First-year medical students Corby Makin, PJ Bevan, Deanna LaBianca and Jason Sharp will shadow doctors in Bungoma, Kenya.

The group will volunteer at hospitals, clinics, schools and orphanages, Bevan said.

None of the students will be licensed to practice medicine, Bevan said; however, they can use their first year of medical training to diagnose diseases.

“We’ll be working under the licenses of the physicians there,” Bevan said. “Anything they’re comfortable teaching us to do, we’ll do.”

They will be able to use their first-year osteopathic training to help diagnose patients using their hands, Sharp said.

“These are some of the first patients we’ll see, even though we’re pretty limited in what we can do,” Sharp said.

Although many people speak English in Kenya, the students have been learning some Swahili, Bevan said.

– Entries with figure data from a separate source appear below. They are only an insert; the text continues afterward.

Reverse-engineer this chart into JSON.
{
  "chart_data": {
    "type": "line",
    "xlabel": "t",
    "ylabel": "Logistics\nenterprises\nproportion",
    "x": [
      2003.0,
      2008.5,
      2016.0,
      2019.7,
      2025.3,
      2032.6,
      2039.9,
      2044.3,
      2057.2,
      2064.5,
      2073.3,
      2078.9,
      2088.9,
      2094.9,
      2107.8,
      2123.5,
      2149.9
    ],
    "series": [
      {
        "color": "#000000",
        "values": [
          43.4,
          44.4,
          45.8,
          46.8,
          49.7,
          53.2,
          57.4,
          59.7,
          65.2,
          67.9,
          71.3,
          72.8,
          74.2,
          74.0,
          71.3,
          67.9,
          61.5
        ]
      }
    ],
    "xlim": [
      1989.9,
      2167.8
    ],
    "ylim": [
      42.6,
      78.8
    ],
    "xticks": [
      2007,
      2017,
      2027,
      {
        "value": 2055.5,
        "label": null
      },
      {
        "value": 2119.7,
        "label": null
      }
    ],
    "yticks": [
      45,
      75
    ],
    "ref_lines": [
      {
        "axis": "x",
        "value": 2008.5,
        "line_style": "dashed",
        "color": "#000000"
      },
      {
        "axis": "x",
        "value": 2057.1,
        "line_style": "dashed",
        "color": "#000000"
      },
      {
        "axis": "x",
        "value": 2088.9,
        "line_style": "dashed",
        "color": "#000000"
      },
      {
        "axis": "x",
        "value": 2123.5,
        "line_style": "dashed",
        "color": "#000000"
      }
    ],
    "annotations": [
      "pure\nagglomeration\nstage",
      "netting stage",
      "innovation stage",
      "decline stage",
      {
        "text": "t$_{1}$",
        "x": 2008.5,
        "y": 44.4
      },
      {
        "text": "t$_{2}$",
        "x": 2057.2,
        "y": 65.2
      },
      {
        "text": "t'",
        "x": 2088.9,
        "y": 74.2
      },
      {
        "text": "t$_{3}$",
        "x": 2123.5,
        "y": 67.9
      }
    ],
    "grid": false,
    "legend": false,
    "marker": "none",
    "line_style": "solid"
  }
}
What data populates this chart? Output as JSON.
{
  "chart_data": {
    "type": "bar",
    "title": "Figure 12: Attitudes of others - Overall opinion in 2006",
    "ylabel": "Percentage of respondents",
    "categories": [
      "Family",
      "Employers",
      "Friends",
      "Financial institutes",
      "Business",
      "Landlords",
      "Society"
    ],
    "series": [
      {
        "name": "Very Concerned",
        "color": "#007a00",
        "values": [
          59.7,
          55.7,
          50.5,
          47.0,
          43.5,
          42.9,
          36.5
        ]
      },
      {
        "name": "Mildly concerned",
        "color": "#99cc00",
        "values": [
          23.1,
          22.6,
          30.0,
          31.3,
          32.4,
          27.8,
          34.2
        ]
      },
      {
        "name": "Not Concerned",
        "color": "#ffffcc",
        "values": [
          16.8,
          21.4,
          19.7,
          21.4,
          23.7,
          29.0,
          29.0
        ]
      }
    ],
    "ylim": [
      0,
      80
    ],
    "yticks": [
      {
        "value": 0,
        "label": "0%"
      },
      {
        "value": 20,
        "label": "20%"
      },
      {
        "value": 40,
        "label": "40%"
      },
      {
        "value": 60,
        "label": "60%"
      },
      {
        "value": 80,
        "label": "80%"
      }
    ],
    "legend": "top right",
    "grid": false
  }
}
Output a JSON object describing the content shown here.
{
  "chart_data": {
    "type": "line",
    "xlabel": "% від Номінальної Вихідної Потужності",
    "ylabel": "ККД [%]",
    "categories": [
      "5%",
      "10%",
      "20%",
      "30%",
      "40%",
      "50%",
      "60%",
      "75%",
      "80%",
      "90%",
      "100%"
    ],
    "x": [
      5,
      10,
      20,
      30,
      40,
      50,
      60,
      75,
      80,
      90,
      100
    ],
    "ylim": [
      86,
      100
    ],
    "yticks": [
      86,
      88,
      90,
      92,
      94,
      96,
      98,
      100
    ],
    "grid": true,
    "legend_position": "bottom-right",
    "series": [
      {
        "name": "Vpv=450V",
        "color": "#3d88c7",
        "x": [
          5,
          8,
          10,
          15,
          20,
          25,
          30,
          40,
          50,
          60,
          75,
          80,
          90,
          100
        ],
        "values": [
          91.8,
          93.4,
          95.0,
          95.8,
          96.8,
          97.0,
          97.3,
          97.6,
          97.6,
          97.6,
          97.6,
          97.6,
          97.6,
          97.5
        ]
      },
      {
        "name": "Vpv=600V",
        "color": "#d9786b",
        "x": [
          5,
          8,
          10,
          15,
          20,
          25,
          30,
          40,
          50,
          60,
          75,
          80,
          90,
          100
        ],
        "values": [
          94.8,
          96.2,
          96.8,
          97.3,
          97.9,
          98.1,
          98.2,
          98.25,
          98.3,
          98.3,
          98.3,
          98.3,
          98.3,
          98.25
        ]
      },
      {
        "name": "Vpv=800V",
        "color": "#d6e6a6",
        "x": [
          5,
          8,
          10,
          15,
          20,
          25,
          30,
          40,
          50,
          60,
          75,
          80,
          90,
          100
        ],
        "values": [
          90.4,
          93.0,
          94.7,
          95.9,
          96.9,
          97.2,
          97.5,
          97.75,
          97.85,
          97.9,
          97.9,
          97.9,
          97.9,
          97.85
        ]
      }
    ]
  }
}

“I can count to 10 and say, ‘hi,’” Bevan said.

Sharp has never been outside the U.S., and said the trip will provide a humbling experience.

“It’s a great opportunity to see the world and a great opportunity to see how medicine is different in general,” Sharp said.

Because of highly time-consuming schedules in medical school, they won’t have any time for this trip later, LaBianca said.

What students are looking forward to

Bevan said he is most looking forward to spending time with kids who will beat him in soccer. He volunteered as an emergency medical technician in Uganda four years ago.

“Your heart just falls in love with the kids,” Bevan said. “They have so much joy, it’s contagious.”

Sharp said he is looking forward to human interactions.

LaBianca said she is most looking forward to real patient interaction.

“Patient interaction is why we torture ourselves with these tests,”

LaBianca said mere hours after taking an exam.

The ultimate goal of the trip is to create a recurring trip that students make after their first year of medical school, Bevan said.

To help with the cost of expenses, Bevan started an online fundraising account at the crowd sourcing website

The group plans to go whether or not they raise the $7,500, Bevan said. So far they have raised about $2,000.

“If anyone wants us to take something there, we’ll take it,” LaBianca said. “Also, any little bit helps, even just a donation of $10.”